Efficacy of Acupuncture for Chronic Spontaneous Urticaria : A Randomized Controlled Trial

Abstract

Background: The effectiveness of acupuncture for patients with chronic spontaneous urticaria (CSU), reported in a few small-scale studies, is not convincing.

Objective: To investigate whether acupuncture leads to better effects on CSU than sham acupuncture or waitlist control.

Design: A multicenter, randomized, sham-controlled trial. (Chinese Clinical Trial Registry: ChiCTR1900022994).

Setting: Three teaching hospitals in China from 27 May 2019 to 30 July 2022.

Participants: 330 participants diagnosed with CSU.

Intervention: Participants were randomly assigned in a 1:1:1 ratio to receive acupuncture, sham acupuncture, or waitlist control over an 8-week study period (4 weeks for treatment and another 4 weeks for follow-up).

Measurements: The primary outcome was the mean change from baseline in the Weekly Urticaria Activity Score (UAS7) at week 4. Secondary outcomes included itch severity scores, self-rated improvement, and Dermatology Life Quality Index scores.

Results: The mean change in UAS7 (range, 0 to 42) for acupuncture from baseline (mean score, 23.5 [95% CI, 21.8 to 25.2]) to week 4 (mean score, 15.3 [CI, 13.6 to 16.9]) was -8.2 (CI, -9.9 to -6.6). The mean changes in UAS7 for sham acupuncture and waitlist control from baseline (mean scores, 21.9 [CI, 20.2 to 23.6] and 22.1 [CI, 20.4 to 23.8], respectively) to week 4 (mean scores, 17.8 [CI, 16.1 to 19.5] and 20.0 [CI, 18.3 to 21.6], respectively) were -4.1 (CI, -5.8 to -2.4) and -2.2 (CI, -3.8 to -0.5), respectively. The mean differences between acupuncture and sham acupuncture and waitlist control were -4.1 (CI, -6.5 to -1.8) and -6.1 (CI, -8.4 to -3.7), respectively, which did not meet the threshold for minimal clinically important difference. Fifteen participants (13.6%) in the acupuncture group and none in the other groups reported adverse events. Adverse events were mild or transient.

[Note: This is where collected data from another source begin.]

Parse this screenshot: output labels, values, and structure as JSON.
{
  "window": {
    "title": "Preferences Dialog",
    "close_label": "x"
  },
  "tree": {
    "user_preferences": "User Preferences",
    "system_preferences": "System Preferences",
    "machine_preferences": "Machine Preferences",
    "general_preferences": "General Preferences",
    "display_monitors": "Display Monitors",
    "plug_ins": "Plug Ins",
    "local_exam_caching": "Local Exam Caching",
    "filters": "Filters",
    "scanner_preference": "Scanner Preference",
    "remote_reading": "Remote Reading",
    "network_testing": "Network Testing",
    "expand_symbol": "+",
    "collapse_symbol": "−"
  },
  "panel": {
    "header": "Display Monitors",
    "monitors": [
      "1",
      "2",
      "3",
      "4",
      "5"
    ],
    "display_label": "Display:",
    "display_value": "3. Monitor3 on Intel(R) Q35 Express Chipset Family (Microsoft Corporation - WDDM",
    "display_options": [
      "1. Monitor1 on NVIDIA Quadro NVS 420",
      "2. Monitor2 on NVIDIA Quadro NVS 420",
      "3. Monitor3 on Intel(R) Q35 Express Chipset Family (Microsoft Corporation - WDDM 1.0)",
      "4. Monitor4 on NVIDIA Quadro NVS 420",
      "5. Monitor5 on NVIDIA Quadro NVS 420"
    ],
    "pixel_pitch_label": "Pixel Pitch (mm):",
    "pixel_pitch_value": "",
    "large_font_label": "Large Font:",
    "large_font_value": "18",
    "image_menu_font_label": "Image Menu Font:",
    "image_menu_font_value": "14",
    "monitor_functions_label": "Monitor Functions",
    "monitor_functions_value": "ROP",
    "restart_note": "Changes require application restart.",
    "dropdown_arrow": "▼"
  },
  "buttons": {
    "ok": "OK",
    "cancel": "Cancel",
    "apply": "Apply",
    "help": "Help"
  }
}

Limitation: Lack of complete blinding, self-reported outcomes, limited generalizability because antihistamine use was disallowed, and short follow-up period.

Conclusion: Compared with sham acupuncture and waitlist control, acupuncture produced a greater improvement in UAS7, although the difference from control was not clinically significant. Increased adverse events were mild or transient.

Primary funding source: The National Key R&D Program of China and the Science and Technology Department of Sichuan Province.